11 de janeiro de 2016

"Era a própria presença do real que eu descobria", por Catarina Almeida

A coisa mais antiga de que me lembro é dum quarto em frente do mar dentro do qual estava, poisada em cima duma mesa, uma maçã enorme e vermelha. Do brilho do mar e do vermelho da maçã erguia-se uma felicidade irrecusável, nua e inteira. Não era nada de fantástico, não era nada de imaginário: era a própria presença do real que eu descobria. (...)
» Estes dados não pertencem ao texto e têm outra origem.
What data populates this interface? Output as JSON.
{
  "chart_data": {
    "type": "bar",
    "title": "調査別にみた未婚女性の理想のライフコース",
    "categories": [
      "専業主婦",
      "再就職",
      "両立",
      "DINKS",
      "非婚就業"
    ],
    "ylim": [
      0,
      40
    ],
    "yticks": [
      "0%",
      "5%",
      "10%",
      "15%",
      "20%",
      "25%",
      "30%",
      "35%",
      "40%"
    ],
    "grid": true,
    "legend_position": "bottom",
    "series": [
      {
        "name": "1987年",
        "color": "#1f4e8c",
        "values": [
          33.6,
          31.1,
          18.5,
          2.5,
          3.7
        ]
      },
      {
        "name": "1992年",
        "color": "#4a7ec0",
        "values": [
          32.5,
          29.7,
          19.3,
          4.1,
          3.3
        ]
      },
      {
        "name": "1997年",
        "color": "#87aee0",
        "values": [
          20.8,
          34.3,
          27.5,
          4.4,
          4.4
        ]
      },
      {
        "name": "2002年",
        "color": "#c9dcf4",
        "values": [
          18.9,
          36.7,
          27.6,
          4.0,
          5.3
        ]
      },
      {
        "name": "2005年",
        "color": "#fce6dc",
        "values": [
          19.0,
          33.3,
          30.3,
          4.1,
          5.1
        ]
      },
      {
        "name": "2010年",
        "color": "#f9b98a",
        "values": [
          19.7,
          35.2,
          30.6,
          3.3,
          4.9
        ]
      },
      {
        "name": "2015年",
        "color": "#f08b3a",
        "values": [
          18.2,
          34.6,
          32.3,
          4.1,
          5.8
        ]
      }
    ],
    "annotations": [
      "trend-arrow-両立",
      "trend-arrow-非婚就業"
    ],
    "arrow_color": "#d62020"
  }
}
Sophia de Mello Breyener Andresen, in Arte Poética III, 1964
Desta vez, decidi contar-lhes a história de Maria Judina, conhecida como a maior pianista russa do século XX. Ouvi falar dela pela primeira vez há uns anos, através de um documentário intitulado "A pianista que comoveu Estaline", e pensei que seria um bom contributo para as aulas que tinha de dar. 
 
Estava em cima da mesa um assunto delicado: o coração de todos os homens deseja o Bem, a Verdade, a Beleza, a Justiça. O Manel tinha dito: "Não. O do Hitler não". E a Mariana acrescentou: "E o dos terroristas de Paris também não."
 
Então contei-lhes um episódio da vida de Maria Judina. Conta-se que, certo dia, Estaline a ouviu tocar o concerto nº 23 para piano de Mozart. Comoveu-se. Conta-se ainda que morreu a ouvir a gravação que o tinha comovido naquele dia.
 
Os meus alunos ficaram surpreendidos por um dos ditadores soviéticos se comover a ouvir uma pianista tocar Mozart. Eu tinha preparado uma discussão sobre o tema, para que cada um pudesse confrontar-se com a questão, expor pontos de vista, procurar perceber melhor o que quer dizer que "o coração do homem é constituído por um núcleo de exigências e evidências originais, que não podem ser eliminadas".
 
De repente - e ainda bem - percebi que a questão era a experiência que podiam fazer. Só depois fazia sentido conversar. Então propus-lhes que ouvíssemos a gravação da Maria Judina, a mesma que Estaline ouviu. E os meus adolescentes efervescentes e combativos ouviram os primeiros dez minutos da peça, em silêncio e com uma atenção impensável. No fim, convidei-os a ensaiar um parágrafo que sintetizasse o que tínhamos aprendido. E o Manel disse sem hesitar: «aprendi que o meu coração é igual ao do Estaline».